His study, which looked at 950 people of different racial and ethnic backgrounds between the ages of 10 and 30 in five countries, found that while reasoning powers mature early, things like impulse control, thinking of future consequences to behavior and resisting peer pressure take much longer. In fact, they slowly mature through the 20s, Steinberg said.

In a simulated driving study, Steinberg found that when teens were in the room by themselves their driving skills were the same as adults’. But when they tried to perform the same driving tasks with two friends in the room, the number of chances they took doubled.
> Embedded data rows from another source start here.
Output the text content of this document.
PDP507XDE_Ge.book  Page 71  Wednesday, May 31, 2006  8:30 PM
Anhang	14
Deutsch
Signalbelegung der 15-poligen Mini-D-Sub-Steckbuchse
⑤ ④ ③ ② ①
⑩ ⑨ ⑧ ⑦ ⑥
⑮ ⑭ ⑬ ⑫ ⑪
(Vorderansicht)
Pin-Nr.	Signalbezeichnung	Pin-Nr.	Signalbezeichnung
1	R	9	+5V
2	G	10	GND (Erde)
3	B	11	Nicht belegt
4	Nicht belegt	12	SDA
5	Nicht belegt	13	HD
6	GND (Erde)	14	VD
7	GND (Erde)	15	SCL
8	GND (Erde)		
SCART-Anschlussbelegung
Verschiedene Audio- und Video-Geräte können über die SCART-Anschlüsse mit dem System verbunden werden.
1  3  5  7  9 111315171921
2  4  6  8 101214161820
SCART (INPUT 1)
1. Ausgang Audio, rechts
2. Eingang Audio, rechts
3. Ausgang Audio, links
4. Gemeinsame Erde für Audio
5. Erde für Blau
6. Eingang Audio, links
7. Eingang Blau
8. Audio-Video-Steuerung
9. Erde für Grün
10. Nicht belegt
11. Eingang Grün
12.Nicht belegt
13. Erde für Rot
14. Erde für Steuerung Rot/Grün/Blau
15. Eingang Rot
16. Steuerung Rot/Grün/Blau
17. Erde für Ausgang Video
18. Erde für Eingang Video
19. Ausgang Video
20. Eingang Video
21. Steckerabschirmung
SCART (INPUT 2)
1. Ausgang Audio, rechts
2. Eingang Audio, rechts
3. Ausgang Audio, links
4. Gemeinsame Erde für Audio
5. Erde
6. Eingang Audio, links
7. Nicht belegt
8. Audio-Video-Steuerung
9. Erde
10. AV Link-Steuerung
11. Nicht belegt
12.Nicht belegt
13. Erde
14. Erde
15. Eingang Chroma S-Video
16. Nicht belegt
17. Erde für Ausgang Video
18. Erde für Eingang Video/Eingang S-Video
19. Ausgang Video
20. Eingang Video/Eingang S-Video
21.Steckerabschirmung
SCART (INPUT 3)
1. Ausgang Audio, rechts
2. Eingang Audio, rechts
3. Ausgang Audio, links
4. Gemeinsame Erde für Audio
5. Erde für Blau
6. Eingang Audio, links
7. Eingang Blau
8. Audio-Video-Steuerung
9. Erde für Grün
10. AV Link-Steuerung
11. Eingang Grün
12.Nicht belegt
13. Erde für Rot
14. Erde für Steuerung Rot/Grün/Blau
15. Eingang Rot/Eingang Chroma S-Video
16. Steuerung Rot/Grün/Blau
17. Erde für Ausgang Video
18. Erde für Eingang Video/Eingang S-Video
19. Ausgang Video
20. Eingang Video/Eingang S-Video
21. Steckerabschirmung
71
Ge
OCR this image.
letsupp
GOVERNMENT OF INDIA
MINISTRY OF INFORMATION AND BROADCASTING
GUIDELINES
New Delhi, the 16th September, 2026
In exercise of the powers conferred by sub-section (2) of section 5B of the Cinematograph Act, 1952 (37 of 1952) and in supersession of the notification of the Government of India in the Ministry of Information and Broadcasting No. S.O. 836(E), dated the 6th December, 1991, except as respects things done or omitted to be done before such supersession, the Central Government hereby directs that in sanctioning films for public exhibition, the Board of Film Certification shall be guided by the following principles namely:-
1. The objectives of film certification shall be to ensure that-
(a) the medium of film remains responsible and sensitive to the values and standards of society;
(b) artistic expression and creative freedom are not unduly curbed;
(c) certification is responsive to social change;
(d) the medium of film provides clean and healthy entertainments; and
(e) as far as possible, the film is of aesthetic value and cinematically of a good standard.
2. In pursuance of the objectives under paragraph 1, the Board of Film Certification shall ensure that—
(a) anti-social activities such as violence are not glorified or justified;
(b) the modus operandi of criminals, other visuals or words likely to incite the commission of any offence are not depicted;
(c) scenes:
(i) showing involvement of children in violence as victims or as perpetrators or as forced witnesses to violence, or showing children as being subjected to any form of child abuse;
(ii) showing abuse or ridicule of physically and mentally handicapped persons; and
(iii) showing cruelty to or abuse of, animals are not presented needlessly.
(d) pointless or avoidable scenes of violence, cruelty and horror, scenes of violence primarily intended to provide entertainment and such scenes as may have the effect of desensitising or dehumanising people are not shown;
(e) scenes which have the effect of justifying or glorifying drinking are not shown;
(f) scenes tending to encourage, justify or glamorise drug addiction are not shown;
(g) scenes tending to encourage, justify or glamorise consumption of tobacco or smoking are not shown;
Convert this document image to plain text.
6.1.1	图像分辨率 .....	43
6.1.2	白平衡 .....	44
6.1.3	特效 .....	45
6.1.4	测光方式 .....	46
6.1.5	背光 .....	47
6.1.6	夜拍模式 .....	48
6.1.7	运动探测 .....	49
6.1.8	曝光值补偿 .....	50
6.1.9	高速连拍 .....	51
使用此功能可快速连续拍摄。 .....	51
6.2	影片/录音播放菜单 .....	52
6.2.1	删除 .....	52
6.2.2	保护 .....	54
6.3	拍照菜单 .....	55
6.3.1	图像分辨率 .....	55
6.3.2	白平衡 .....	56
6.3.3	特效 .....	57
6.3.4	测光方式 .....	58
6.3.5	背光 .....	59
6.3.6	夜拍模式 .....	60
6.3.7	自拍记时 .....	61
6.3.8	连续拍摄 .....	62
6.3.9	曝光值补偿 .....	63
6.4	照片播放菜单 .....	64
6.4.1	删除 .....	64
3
The presence of friends did not affect the driving of the adults.

Adolescence, Dahl said, is a time when passions can hijack the brain’s ability to make decisions and control behavior, with potentially deadly results.

For some youngsters living in impoverished conditions, this is a particularly dangerous time. They reach adult body size but are being led by a brain that clings to childish impulses and passions – and might see nothing worthwhile in the future.

“The system is precarious, tipping on one side toward strong emotions and drives and on the other side not yet supported well enough by self control,” Dahl said.

“There’s an important role for parents, coaches, teachers, other responsible adults and social systems to help support kids so that they can take some risks, do some experimenting, develop some ability for self control, but not spiral into those terrible outcomes – death, disability, addictions, reckless sex, HIV and all the other problems that are so rampant in adolescence.”



REDUCING RISKS

Given what science has learned about the developing adolescent brain, Jay N. Giedd of the National Institute of Mental Health says parents and society might consider the following steps to reduce the risk of teen driving accidents:

“Graduated licensing where first you prove yourself safe for a certain amount of time, then you go to the next level.”

“Limiting multitasking, especially in the early stages of learning to drive. Being aware that talking on the cell phone and doing other things are risky for adults too, but multiplied for teens.”

Raising the age for a driver’s license. “If you look at other countries where they start driving later, they drive safer.”